Une enquête a été ouverte par le parquet de Paris sur la réouverture du site Coco, confiée à l’unité cyber de la gendarmerie. Mi-avril, Sarah el Haïry avait déjà alerté sur la résurgence de la plateforme, fermée en 2024 après des accusations liées à des crimes sexuels, notamment dans l’affaire Pelicot.
Une enquête a été ouverte "sur la réouverture du site internet" Coco et confiée à l'unité cyber de la gendarmerie, a indiqué mardi le parquet de Paris, sollicité par l'AFP. La haute-commissaire à l'Enfance Sarah el Haïry avait alerté mi-avril sur la résurgence du site internet, fermé par la justice en 2024 après avoir été accusé d'avoir servi à la commission de crimes sexuels, notamment dans l'affaire Pelicot.
Pour rappel, Coco.gg avait été fermé par la justice en 2024 après de nombreux signalements, mais aussi en raison de son implication présumée dans plus de 23.000 procédures pénales, allant d’agressions sexuelles et de viols à des affaires de trafic de stupéfiants ou encore de guet-apens homophobes.
La plateforme a connu une forte médiatisation en septembre 2024, lorsqu’elle a été mise en cause pour avoir permis à Dominique Pelicot de recruter, pendant près de dix ans, des dizaines d’hommes afin de violer sa femme, Gisèle Pelicot, alors droguée.
La même plateforme?
Cocoland.cc, toujours en ligne, reprend de nombreux éléments de l’ancien Coco.gg, notamment son design, ses mentions légales et son fonctionnement sans inscription, où il suffit de choisir un pseudonyme et un âge non vérifié.
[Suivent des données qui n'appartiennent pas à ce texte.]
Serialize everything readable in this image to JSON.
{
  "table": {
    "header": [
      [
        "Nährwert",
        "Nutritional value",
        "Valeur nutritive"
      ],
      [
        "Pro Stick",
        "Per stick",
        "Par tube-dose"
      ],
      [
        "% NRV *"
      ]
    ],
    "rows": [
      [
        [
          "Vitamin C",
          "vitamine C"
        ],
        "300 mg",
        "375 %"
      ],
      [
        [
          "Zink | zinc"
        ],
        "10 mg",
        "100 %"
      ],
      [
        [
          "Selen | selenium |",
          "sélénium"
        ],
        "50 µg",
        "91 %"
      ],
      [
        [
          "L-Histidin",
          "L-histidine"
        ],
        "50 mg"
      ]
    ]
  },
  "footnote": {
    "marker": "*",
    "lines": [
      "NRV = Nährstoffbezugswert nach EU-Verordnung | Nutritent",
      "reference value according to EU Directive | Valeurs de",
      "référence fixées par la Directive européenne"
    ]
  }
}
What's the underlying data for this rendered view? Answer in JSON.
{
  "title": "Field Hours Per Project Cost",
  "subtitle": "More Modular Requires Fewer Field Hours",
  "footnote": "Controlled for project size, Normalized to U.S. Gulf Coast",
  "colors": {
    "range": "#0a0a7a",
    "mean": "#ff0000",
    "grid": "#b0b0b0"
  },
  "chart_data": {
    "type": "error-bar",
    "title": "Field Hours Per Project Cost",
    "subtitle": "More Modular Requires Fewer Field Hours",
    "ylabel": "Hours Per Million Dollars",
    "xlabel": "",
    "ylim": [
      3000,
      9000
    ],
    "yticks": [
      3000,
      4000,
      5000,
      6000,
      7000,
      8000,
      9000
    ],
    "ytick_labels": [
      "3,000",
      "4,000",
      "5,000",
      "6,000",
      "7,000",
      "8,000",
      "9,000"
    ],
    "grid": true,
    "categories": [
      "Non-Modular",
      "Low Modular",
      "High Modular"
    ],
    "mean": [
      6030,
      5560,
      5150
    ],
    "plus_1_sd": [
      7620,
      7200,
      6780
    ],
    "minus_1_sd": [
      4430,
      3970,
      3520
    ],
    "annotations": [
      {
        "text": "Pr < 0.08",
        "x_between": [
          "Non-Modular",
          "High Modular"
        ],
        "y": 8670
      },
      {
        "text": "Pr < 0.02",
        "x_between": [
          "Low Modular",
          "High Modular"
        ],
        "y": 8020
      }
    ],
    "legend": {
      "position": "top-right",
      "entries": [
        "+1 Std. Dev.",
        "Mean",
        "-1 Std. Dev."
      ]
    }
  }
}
Selon un spécialiste en cybersécurité interrogé par Ouest-France, il s’agirait même de la même infrastructure simplement réhébergée sous un nouveau nom de domaine.
Le site, hébergé en Ukraine et financé par la publicité via des services comme Google Adsense et Brevo, semble par ailleurs anticiper d’éventuelles actions judiciaires. Ses propriétaires se défendent de tout lien "juridique, technique ou organisationnel" avec l'ancien site Coco: "Seuls certains éléments visuels ont été repris afin de permettre aux anciens utilisateurs de retrouver des repères familiers. Cela ne reflète en aucun cas une continuité de l'ancien service."
"Une vraie gifle à la promesse de protection qu'on fait"
Jusqu’à cette réapparition, les investigations sur la plateforme Coco étaient "bien avancées", d'après une source proche du dossier à l'AFP. "Le parquet de Paris a ouvert une enquête sur la réouverture du site internet, confiée à l'unité nationale cyber de la gendarmerie nationale", a dévoilé mardi le ministère public.
Immatriculé à l'étranger, considéré comme un repère de prédateurs par des associations de protection de l'enfance et mis en cause dans des guet-apens homophobes, le site internet Coco a été fermé par la justice en juin 2024.
Son fondateur, l'Italien Isaac Steidl, a été inculpé le 9 janvier 2025 à Paris notamment pour complicité de trafic de stupéfiants, de détention et diffusion d'images pédopornographiques, de corruption de mineur via Internet et association de malfaiteurs. Il conteste les accusations.
"Le retour du site Coco, c'est une vraie gifle à la promesse de protection qu'on fait", avait réagi Sarah el Haïry, sur la radio RMC, le 18 avril.